Message-clé : Honorer, transmettre et apprendre
La communication autour de Thiaroye 44 doit s’articuler autour de trois piliers : honorer la mémoire des victimes, transmettre leur histoire aux générations actuelles et futures, et apprendre de ce passé pour construire un avenir plus juste. Elle doit également veiller à ne pas tomber dans le piège d’une commémoration formelle et désincarnée, mais plutôt favoriser une approche inclusive, émotionnelle et transformative.
La commémoration du massacre de Thiaroye 44 est une occasion cruciale de réconcilier le Sénégal avec son passé et de restaurer la justice et la dignité humaine. Elle doit dépasser le cadre des cérémonies officielles pour devenir un véritable outil de sensibilisation, de transmission et de construction d’une mémoire collective forte.
La stratégie de communication pour cette journée doit être multidimensionnelle, engageant les institutions, les médias, les artistes, et surtout les citoyens.
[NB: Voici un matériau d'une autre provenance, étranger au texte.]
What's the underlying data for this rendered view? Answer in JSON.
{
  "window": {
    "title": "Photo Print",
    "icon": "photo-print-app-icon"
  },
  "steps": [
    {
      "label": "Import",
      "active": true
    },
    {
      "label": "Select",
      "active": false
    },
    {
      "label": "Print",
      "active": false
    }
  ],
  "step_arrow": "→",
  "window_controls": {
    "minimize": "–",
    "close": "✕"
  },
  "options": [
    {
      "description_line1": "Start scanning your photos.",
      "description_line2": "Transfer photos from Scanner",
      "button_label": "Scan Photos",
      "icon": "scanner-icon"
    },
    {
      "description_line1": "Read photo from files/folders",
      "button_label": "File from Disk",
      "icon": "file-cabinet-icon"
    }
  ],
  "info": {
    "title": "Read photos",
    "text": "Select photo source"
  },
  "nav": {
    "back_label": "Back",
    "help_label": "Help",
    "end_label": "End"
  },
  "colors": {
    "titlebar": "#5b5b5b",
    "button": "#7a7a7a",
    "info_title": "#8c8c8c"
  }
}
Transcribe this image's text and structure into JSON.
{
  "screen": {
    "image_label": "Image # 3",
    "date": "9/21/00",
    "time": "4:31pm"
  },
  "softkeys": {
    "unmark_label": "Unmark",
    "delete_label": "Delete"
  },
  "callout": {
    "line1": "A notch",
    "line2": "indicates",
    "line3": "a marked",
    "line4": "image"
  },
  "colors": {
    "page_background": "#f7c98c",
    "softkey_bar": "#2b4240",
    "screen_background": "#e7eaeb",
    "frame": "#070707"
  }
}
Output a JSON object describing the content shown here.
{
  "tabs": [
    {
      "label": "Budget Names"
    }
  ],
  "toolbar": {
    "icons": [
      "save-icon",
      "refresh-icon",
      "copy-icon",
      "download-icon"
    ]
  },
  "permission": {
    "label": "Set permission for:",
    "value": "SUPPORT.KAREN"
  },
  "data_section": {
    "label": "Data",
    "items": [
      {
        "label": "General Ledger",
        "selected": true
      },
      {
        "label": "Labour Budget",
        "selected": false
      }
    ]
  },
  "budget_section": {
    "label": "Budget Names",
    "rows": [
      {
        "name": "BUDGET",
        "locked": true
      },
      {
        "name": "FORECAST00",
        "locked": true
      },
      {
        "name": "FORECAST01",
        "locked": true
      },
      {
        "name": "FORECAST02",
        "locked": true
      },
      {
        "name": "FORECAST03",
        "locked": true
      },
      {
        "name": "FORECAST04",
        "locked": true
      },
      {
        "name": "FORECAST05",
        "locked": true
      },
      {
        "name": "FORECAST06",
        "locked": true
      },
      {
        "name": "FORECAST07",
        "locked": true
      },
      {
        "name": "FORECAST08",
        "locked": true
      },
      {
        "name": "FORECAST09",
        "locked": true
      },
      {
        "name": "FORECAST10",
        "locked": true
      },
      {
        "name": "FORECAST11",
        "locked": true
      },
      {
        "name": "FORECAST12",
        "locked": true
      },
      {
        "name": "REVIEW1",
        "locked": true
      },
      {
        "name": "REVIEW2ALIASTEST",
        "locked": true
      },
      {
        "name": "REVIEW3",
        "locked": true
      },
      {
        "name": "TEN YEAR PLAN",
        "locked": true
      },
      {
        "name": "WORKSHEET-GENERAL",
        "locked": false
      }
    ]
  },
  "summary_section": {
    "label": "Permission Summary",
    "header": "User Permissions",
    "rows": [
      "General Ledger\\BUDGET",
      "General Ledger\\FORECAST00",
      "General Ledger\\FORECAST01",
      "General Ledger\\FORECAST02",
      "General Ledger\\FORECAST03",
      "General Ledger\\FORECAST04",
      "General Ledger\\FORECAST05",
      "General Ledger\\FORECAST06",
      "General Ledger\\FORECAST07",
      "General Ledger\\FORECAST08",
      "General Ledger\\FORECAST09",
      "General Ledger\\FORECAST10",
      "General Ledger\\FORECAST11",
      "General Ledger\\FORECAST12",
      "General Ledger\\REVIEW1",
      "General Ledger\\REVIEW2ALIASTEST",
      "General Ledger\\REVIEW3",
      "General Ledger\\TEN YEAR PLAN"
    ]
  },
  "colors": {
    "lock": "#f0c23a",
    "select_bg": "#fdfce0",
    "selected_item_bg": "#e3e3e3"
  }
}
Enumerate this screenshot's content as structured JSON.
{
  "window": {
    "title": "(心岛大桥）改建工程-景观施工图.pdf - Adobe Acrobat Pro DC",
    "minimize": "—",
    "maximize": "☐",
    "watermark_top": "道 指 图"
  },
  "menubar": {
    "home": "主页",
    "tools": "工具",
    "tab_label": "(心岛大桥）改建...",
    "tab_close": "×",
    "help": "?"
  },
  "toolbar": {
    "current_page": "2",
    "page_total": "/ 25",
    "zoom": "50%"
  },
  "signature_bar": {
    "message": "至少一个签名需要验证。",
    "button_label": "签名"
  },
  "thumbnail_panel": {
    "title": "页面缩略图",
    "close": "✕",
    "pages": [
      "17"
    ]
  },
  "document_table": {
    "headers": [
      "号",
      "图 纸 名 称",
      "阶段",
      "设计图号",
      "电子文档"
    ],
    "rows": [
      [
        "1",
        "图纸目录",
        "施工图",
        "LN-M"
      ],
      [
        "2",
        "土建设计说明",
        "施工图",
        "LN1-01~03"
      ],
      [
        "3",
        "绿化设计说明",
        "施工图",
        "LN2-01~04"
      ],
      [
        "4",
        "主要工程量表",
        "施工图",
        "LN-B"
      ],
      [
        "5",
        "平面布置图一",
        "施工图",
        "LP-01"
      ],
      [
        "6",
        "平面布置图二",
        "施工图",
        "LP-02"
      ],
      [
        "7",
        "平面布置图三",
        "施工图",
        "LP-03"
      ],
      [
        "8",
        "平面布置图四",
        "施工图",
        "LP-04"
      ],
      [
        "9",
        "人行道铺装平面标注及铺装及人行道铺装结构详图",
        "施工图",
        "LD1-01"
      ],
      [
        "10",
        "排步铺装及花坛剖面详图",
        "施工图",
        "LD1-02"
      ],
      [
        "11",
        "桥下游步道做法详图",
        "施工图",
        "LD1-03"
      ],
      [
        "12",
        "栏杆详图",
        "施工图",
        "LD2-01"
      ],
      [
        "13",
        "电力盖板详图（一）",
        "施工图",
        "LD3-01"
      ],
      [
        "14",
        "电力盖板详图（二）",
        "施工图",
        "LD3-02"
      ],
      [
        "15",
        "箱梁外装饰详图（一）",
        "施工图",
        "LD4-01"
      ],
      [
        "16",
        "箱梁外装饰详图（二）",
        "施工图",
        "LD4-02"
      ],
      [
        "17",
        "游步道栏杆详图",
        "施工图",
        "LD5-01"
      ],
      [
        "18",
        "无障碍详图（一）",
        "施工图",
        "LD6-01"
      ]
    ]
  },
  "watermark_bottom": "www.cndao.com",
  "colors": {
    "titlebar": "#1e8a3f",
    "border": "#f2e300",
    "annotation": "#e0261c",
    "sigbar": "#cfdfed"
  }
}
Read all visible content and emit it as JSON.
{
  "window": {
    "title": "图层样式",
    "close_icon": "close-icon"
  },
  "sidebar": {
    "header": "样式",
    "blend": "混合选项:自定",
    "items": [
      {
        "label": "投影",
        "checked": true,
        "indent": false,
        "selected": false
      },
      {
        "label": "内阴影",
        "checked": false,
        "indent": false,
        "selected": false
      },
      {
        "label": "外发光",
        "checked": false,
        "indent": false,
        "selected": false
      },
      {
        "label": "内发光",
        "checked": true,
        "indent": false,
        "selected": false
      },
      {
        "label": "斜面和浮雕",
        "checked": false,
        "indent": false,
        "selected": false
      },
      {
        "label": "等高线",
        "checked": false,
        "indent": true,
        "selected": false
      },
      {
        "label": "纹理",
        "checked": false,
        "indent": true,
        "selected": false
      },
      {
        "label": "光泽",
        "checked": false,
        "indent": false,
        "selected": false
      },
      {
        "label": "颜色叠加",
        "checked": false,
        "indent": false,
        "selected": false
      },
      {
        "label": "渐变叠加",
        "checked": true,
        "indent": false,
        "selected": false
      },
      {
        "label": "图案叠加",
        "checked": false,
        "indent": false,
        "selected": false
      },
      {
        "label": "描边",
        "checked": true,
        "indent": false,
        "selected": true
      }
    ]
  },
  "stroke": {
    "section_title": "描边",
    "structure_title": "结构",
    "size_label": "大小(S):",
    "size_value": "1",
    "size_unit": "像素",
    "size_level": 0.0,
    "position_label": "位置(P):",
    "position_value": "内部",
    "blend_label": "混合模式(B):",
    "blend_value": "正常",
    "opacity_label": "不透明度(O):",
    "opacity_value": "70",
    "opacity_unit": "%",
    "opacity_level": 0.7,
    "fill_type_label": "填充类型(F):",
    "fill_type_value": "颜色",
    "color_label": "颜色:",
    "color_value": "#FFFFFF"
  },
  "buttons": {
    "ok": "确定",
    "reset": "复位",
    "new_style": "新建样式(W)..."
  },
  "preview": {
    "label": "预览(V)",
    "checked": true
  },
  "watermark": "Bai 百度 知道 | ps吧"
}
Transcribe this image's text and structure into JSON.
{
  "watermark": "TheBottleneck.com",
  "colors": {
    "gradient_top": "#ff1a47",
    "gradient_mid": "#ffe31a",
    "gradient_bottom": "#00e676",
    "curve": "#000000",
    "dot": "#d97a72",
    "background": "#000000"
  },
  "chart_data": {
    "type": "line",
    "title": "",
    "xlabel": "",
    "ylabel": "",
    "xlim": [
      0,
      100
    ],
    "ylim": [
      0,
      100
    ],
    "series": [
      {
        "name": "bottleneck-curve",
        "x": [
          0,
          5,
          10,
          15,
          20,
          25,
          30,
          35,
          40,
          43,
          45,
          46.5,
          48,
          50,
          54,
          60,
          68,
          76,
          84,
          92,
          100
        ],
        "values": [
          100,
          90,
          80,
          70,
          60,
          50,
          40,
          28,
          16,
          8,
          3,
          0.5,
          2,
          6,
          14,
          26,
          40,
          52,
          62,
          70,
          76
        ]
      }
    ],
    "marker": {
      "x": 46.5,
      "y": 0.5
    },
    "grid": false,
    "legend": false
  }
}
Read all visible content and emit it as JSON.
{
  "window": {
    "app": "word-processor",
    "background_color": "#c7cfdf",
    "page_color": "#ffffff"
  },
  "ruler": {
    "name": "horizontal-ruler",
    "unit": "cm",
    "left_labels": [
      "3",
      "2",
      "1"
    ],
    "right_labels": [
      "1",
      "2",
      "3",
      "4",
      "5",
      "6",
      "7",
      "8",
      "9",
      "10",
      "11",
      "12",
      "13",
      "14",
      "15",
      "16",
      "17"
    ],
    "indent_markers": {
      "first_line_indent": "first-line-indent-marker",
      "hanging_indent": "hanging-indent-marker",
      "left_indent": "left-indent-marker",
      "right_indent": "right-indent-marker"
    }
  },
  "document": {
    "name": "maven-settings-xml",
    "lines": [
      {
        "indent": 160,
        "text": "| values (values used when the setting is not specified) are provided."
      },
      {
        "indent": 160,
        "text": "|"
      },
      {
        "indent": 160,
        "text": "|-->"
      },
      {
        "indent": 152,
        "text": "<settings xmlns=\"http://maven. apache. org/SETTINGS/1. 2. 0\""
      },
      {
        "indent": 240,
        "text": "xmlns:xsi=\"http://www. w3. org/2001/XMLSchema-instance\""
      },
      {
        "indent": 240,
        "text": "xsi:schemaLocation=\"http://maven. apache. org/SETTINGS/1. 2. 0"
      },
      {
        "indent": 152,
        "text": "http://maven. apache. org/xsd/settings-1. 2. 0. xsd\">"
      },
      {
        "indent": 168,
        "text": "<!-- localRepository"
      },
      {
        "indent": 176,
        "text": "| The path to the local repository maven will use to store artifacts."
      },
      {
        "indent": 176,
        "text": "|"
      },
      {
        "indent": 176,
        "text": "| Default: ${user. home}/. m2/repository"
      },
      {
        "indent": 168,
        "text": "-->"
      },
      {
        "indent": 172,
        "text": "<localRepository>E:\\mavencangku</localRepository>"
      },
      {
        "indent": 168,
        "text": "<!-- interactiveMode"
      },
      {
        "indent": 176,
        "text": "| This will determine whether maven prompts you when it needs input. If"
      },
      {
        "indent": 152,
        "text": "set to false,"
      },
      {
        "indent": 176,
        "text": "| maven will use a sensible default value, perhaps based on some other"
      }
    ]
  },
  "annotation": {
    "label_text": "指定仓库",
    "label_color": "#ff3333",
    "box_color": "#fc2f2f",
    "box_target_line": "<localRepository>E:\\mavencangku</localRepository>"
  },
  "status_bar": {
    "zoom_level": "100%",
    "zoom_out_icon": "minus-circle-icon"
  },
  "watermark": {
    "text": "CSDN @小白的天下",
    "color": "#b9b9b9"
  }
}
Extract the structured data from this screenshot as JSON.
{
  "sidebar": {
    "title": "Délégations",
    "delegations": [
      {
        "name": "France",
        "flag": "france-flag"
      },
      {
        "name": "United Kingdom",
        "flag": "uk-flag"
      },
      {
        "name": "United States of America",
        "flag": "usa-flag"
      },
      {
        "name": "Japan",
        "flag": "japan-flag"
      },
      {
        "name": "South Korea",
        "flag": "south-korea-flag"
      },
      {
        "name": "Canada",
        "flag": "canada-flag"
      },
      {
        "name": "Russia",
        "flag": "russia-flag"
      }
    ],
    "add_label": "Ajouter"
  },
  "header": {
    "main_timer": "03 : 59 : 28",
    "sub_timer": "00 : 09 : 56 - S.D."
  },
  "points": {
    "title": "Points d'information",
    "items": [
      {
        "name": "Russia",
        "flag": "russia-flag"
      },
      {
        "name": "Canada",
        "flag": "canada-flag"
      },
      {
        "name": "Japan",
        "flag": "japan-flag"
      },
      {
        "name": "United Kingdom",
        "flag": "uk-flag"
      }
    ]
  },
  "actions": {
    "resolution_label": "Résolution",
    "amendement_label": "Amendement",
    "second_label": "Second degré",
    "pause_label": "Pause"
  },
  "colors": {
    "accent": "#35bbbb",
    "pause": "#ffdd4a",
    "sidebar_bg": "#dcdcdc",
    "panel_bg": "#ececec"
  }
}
Elle doit également s’ouvrir au monde pour faire de Thiaroye 44 un symbole universel de lutte contre l’injustice et de reconnaissance pour les sacrifices consentis par les peuples colonisés.
En fin de compte, la mémoire de Thiaroye ne concerne pas seulement les morts, mais aussi les vivants. Elle nous rappelle que chaque génération a le devoir de préserver les enseignements du passé et de les utiliser pour bâtir une société plus équitable. Une communication bien pensée, nourrie par l’authenticité et la volonté de transmettre, peut transformer cette commémoration en un levier puissant pour le renforcement de l’identité nationale et le rayonnement international du Sénégal.
Le massacre de Thiaroye 44 ne doit jamais être oublié. Il nous incombe à tous, en tant que Sénégalais et Africains, de faire vivre cette mémoire, de la transmettre et de l’honorer, pour que les sacrifices de nos aînés ne soient jamais vains.